Nearly everyone has experienced stress at one point of their lives. As stress becomes a chronic thing and a regular part of life, it starts to move people towards the anxiety. When people start to experience panic attacks, it's the furthest point on the stress-scale.
Panic attack is that place you go when you don't know what's happening to your body, you hyperventilate, your heart beats like crazy and you feel like you're going to die at any particular moment. We've all experienced a time when there's no stress at all – perhaps on a vacation, and periods of anxiety, but not everyone has to experience panic attacks.
As we remove specific stressors from our lives, we tend to experience less anxiety. It's a good idea to take a break from the things stressing you out, either work or school – and have some coping techniques that you know are working for you.
Without stress, we wouldn't do much, we wouldn't succeed in life. We wouldn't be creative enough. Rather than banishing stress completely from our lives, we have to learn how to tame it and live with it. Although being a little stressed out or anxious can do a lot when it comes to work and deadlines, make sure it's not ruining your health.
Chronic stress can be the cause of depression if not treated in time. If you have a hard time coping with stress, find support from your close ones, or even a therapist.
Researchers have found that chemical imbalances in the brain are not the only thing to blame for depression – prolonged exposure to stressful situations is found to be among the top three causes – together with genetic vulnerability and previously mentioned faulty brain chemicals.
Did you know that 13% of Americans live on antidepressants? The Journal of Clinical Psychiatry claims that most of those pills are taken by people who have never suffered from a depressive disorder, but are anxious and stressed out.
Being unable to deal with stressors forces us to resort to anything that is available and even slightly helpful in the given moment, no matter how harmful it is in the long run. It is extremely important to recognize how much stress you bring to your body, and – on the opposite side of the spectrum – how much relaxation and peace you bring to your mind.

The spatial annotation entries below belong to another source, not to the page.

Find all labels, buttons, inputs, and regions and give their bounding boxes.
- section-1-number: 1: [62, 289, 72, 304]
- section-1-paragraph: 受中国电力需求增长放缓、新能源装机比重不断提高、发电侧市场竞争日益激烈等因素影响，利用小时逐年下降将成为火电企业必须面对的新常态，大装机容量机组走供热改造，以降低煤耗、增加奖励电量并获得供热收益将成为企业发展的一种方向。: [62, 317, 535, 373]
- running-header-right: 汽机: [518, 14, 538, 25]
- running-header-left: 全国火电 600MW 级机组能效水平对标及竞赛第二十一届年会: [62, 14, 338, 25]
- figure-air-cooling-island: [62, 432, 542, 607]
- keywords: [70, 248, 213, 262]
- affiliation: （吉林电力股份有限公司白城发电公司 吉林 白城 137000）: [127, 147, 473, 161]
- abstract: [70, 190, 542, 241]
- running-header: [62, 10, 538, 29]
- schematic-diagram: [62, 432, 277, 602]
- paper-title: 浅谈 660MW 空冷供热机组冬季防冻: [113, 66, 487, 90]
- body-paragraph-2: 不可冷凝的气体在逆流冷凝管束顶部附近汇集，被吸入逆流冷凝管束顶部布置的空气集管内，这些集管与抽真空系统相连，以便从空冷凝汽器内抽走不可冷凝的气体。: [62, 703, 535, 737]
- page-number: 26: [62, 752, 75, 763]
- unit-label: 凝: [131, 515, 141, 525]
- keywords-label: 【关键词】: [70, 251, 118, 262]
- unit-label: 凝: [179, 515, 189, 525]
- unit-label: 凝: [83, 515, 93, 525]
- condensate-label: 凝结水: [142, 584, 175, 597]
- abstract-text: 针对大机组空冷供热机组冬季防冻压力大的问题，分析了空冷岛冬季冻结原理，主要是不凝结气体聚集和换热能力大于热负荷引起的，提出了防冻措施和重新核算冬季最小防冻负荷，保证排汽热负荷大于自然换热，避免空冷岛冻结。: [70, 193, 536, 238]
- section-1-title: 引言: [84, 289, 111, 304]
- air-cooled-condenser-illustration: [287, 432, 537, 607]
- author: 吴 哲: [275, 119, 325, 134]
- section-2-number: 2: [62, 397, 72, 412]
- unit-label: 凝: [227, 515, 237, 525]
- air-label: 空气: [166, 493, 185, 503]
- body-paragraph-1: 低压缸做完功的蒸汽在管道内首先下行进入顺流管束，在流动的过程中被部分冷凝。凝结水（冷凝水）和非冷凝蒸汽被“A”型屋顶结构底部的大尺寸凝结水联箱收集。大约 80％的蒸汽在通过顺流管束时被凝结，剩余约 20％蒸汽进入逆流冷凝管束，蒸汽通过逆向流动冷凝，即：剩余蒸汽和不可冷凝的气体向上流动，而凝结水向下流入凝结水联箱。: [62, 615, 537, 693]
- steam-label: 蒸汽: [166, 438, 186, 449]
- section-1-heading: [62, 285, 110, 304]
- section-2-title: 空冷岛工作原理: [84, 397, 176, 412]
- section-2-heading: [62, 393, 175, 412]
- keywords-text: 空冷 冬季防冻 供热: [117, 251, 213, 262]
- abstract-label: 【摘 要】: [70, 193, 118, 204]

Learn How to Recognize Stressors
We as a society are so used to stress disturbing our lives that we don't even notice it anymore. It has become part of everyday's life. Having the ability to recognize stressors can have a profound and healing impact on our lives.
Therapy can be a great solution if nature, smiling, screaming, exercise, supplements and everything else fails. Therapist can help you differentiate real versus imagined causes of stress. Also, therapy helps to educate and brings focus on the thoughts – what goes through our heads and why.
Work hard towards finding the balance. If you feel you might be on the edge of emotional outburst, sit down with a friend or an expert to give you a true assessment of where you're at, to help you repair your emotional health.